Des retrouvailles entre Harkis qui ont vécu, parfois pendant des années, sur ce camp dans des conditions indignes. « On parle de ce qu’on a vécu », explique pudiquement Hocine Louanchi de sa voix éraillée. C’est que, comme le rappelle Wahid, ancien du camp lui aussi, « les souvenirs, qu’ils soient bons ou mauvais, on ne peut pas les effacer. »

Des souvenirs difficiles : les bébés nommés arbitrairement (« ma sœur s’appelle Yvette », affirme Wahid), les expulsions arbitraires du camp vers un autre, les familles séparées sans que les parents puissent donner leur avis, la boue, les sanitaires communs, les barbelés, les miradors, les sorties limitées et soumises à checkpoint…

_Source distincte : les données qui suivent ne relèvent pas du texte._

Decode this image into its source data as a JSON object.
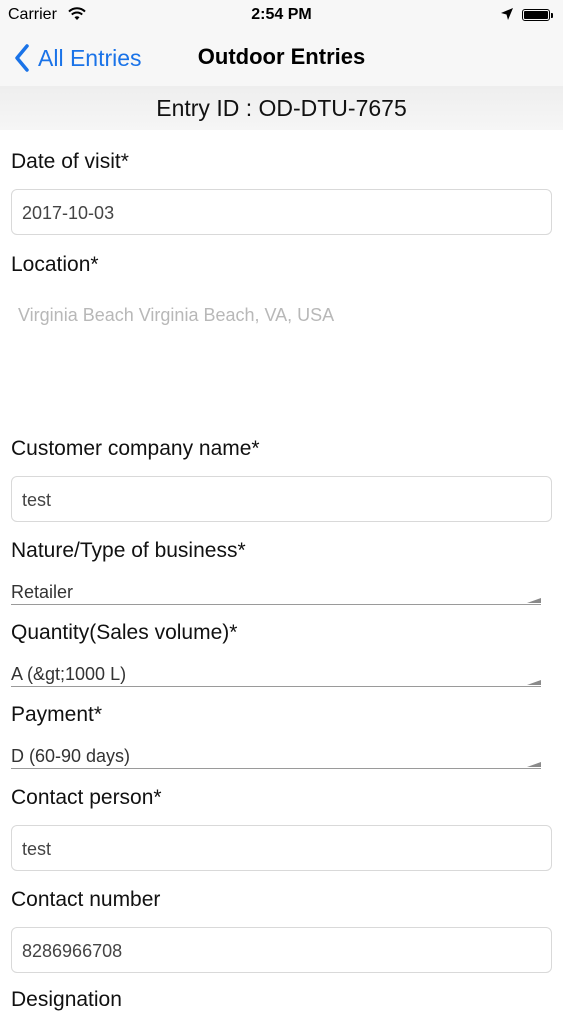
{
  "status_bar": {
    "carrier": "Carrier",
    "time": "2:54 PM"
  },
  "nav": {
    "back_label": "All Entries",
    "title": "Outdoor Entries",
    "accent_color": "#1a73e8"
  },
  "entry_id": "Entry ID : OD-DTU-7675",
  "form": {
    "date_label": "Date of visit*",
    "date_value": "2017-10-03",
    "location_label": "Location*",
    "location_value": "Virginia Beach Virginia Beach, VA, USA",
    "company_label": "Customer company name*",
    "company_value": "test",
    "business_label": "Nature/Type of business*",
    "business_value": "Retailer",
    "quantity_label": "Quantity(Sales volume)*",
    "quantity_value": "A (&gt;1000 L)",
    "payment_label": "Payment*",
    "payment_value": "D (60-90 days)",
    "contact_person_label": "Contact person*",
    "contact_person_value": "test",
    "contact_number_label": "Contact number",
    "contact_number_value": "8286966708",
    "designation_label": "Designation"
  }
}
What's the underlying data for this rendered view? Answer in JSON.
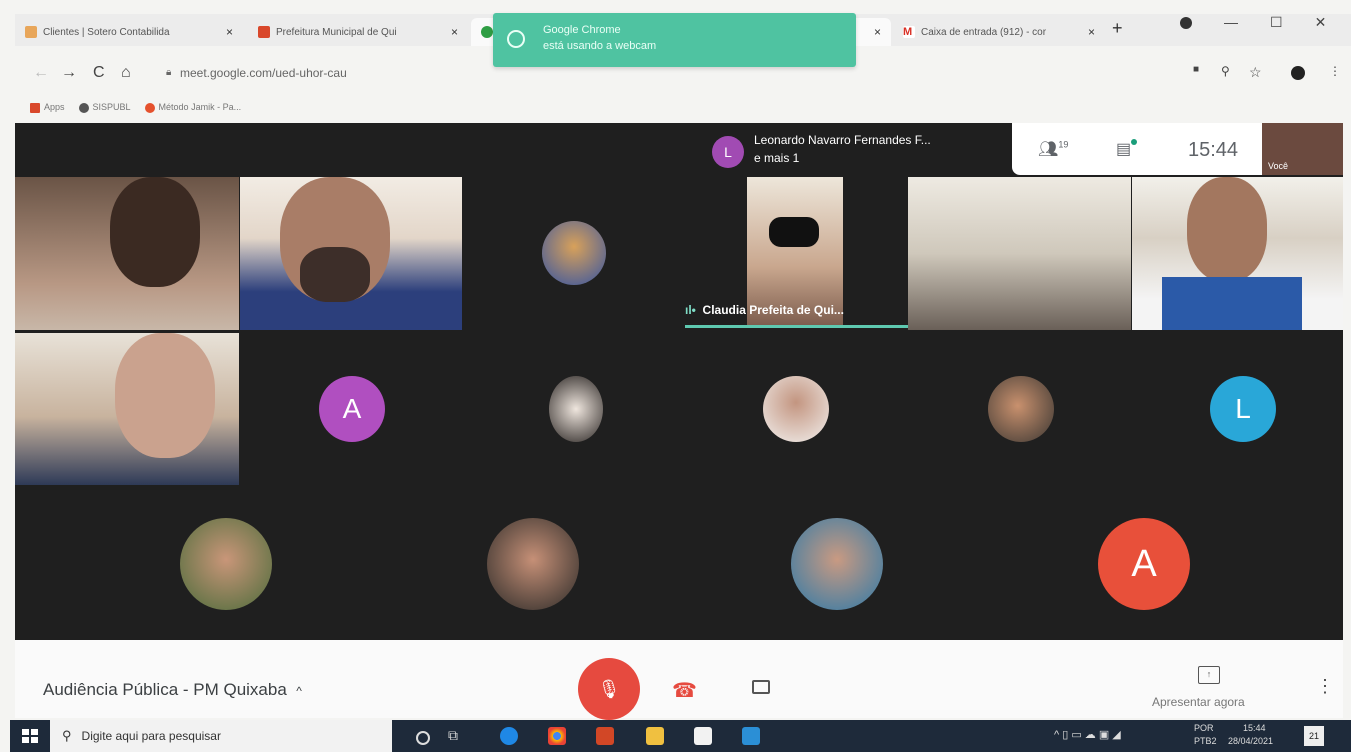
{
  "browser": {
    "tabs": [
      {
        "title": "Clientes | Sotero Contabilida",
        "close": "×",
        "icon": "sotero-favicon"
      },
      {
        "title": "Prefeitura Municipal de Qui",
        "close": "×",
        "icon": "prefeitura-favicon"
      },
      {
        "title": "(",
        "close": "×",
        "icon": "meet-favicon"
      },
      {
        "title": "Caixa de entrada (912) - cor",
        "close": "×",
        "icon": "gmail-favicon"
      }
    ],
    "new_tab": "+",
    "window_controls": [
      "—",
      "☐",
      "✕"
    ],
    "nav": {
      "back": "←",
      "forward": "→",
      "reload": "C",
      "home": "⌂"
    },
    "url": "meet.google.com/ued-uhor-cau",
    "bookmarks": [
      {
        "label": "Apps",
        "color": "#d9482b"
      },
      {
        "label": "SISPUBL",
        "color": "#555555"
      },
      {
        "label": "Método Jamik - Pa...",
        "color": "#e5512d"
      }
    ]
  },
  "notification": {
    "line1": "Google Chrome",
    "line2": "está usando a webcam",
    "icon": "webcam-icon"
  },
  "meet": {
    "speaker_badge": "L",
    "speaker_name": "Leonardo Navarro Fernandes F...",
    "speaker_more": "e mais 1",
    "participants_icon": "people-icon",
    "participants_count": "19",
    "chat_icon": "chat-icon",
    "clock": "15:44",
    "self_label": "Você",
    "active_speaker_label": "Claudia Prefeita de Qui...",
    "avatars": [
      {
        "letter": "A",
        "color": "#b04fc0"
      },
      {
        "letter": "L",
        "color": "#29a7d8"
      },
      {
        "letter": "A",
        "color": "#e8503a"
      }
    ],
    "meeting_title": "Audiência Pública - PM Quixaba",
    "meeting_title_chevron": "^",
    "present_label": "Apresentar agora",
    "more": "⋮"
  },
  "taskbar": {
    "search_placeholder": "Digite aqui para pesquisar",
    "lang": "POR",
    "lang2": "PTB2",
    "time": "15:44",
    "date": "28/04/2021",
    "notifications": "21"
  }
}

Un camp qui a duré de 1962 à 1976, un an après la révolte lancée à Saint-Maurice notamment par Hocine Louanchi. Quarante ans après, les blessures ne sont toujours pas refermées, et le militant compte désormais mener une action en justice : « nous demandons réparation pour le déficit éducatif et l’enfermement, il y a des enfants nés ici qui n’ont vu pendant plusieurs années que des barbelés. » Et Hocine Louanchi prévient : « on ira jusqu’au bout », devant la Cour européenne des Droits de l’Homme s’il le faut.

Une partie des Harkis qui se sont retrouvés hier sur le camp de Saint-Maurice-l'Ardoise (Photo : Thierry Allard / Objectif Gard)

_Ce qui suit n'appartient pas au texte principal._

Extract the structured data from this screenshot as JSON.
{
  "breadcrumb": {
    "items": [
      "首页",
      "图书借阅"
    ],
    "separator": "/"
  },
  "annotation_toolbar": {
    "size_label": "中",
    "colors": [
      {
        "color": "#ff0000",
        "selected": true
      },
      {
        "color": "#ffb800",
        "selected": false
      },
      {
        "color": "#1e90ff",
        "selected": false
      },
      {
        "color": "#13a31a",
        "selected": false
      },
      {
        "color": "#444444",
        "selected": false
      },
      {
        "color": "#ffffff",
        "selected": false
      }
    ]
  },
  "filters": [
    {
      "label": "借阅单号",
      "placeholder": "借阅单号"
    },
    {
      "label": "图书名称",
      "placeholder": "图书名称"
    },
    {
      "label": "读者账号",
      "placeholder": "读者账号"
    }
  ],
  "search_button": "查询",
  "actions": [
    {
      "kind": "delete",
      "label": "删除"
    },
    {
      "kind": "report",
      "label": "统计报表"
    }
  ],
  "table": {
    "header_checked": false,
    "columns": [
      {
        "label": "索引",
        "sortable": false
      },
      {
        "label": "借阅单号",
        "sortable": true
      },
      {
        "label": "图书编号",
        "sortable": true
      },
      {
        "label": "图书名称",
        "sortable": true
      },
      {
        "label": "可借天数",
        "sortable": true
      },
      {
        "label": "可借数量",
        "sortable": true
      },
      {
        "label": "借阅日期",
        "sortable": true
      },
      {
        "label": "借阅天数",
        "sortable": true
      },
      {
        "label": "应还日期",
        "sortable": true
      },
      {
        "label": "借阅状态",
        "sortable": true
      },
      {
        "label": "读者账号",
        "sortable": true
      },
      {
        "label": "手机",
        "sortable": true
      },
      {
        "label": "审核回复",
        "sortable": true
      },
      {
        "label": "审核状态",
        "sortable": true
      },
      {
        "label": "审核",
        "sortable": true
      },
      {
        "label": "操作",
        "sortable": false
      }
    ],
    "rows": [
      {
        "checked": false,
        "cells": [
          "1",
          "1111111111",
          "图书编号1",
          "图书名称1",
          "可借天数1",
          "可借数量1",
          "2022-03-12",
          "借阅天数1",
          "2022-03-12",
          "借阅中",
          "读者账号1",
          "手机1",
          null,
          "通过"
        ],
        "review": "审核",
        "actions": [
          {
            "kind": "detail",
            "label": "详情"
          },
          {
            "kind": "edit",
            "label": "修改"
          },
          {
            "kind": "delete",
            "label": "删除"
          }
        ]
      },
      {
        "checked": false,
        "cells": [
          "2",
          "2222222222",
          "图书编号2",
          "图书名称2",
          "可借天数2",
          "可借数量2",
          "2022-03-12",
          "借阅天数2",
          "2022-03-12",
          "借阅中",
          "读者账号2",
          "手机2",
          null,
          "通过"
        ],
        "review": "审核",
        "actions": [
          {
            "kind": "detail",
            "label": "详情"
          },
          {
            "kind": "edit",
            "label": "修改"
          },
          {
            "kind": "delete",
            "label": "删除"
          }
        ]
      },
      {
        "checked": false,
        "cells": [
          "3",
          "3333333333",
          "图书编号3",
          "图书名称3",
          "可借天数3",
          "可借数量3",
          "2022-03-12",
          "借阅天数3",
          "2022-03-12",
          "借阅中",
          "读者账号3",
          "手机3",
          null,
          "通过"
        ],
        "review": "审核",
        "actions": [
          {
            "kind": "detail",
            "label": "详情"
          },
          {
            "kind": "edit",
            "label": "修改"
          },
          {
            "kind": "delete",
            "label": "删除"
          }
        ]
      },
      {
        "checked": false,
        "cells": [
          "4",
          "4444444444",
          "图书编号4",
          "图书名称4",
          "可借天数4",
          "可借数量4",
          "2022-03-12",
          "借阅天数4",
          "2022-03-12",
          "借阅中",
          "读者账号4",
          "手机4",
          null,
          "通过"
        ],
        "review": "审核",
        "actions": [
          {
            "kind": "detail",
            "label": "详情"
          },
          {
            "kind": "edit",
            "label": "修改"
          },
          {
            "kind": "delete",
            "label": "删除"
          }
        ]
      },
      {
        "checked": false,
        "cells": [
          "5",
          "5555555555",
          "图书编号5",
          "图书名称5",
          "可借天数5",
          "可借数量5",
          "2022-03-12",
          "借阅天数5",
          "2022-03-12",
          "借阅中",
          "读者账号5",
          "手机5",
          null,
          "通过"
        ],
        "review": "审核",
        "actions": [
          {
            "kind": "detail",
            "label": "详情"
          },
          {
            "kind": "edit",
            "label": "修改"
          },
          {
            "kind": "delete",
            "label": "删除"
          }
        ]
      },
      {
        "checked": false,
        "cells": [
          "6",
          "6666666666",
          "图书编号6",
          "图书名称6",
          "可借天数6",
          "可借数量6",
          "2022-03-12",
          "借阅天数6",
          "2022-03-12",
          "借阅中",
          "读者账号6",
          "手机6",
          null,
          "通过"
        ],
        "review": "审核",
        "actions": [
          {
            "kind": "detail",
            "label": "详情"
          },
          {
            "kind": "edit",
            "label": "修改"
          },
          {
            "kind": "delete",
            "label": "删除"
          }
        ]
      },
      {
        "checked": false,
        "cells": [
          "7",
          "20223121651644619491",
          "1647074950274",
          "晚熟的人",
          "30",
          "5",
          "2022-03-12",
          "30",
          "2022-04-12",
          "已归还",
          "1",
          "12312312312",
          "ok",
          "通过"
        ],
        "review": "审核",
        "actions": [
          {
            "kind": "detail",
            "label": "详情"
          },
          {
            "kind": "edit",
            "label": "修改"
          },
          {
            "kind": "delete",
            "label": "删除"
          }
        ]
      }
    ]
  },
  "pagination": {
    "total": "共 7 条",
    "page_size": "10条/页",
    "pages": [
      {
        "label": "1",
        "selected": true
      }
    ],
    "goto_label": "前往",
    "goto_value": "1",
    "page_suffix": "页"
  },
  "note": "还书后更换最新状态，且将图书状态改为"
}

« Ils nous ont bousillés »

Concernant le déficit éducatif, le témoignage de Wahid est édifiant : « on pouvait avoir des bonnes ou des mauvaises notes, on restait toujours en CM2. Ici sur 200 jeunes, seuls deux ou trois sont partis en sixième. » Wahid raconte qu’on l’a presque forcé à devenir maçon, alors qu’il n’en avait pas envie. « On a foutu notre jeunesse en l’air. J’ai morflé psychologiquement », affirme-t-il, après avoir finalement fait carrière dans la fonction publique. « J’aurais pu choisir ma voie », regrette-t-il aujourd’hui.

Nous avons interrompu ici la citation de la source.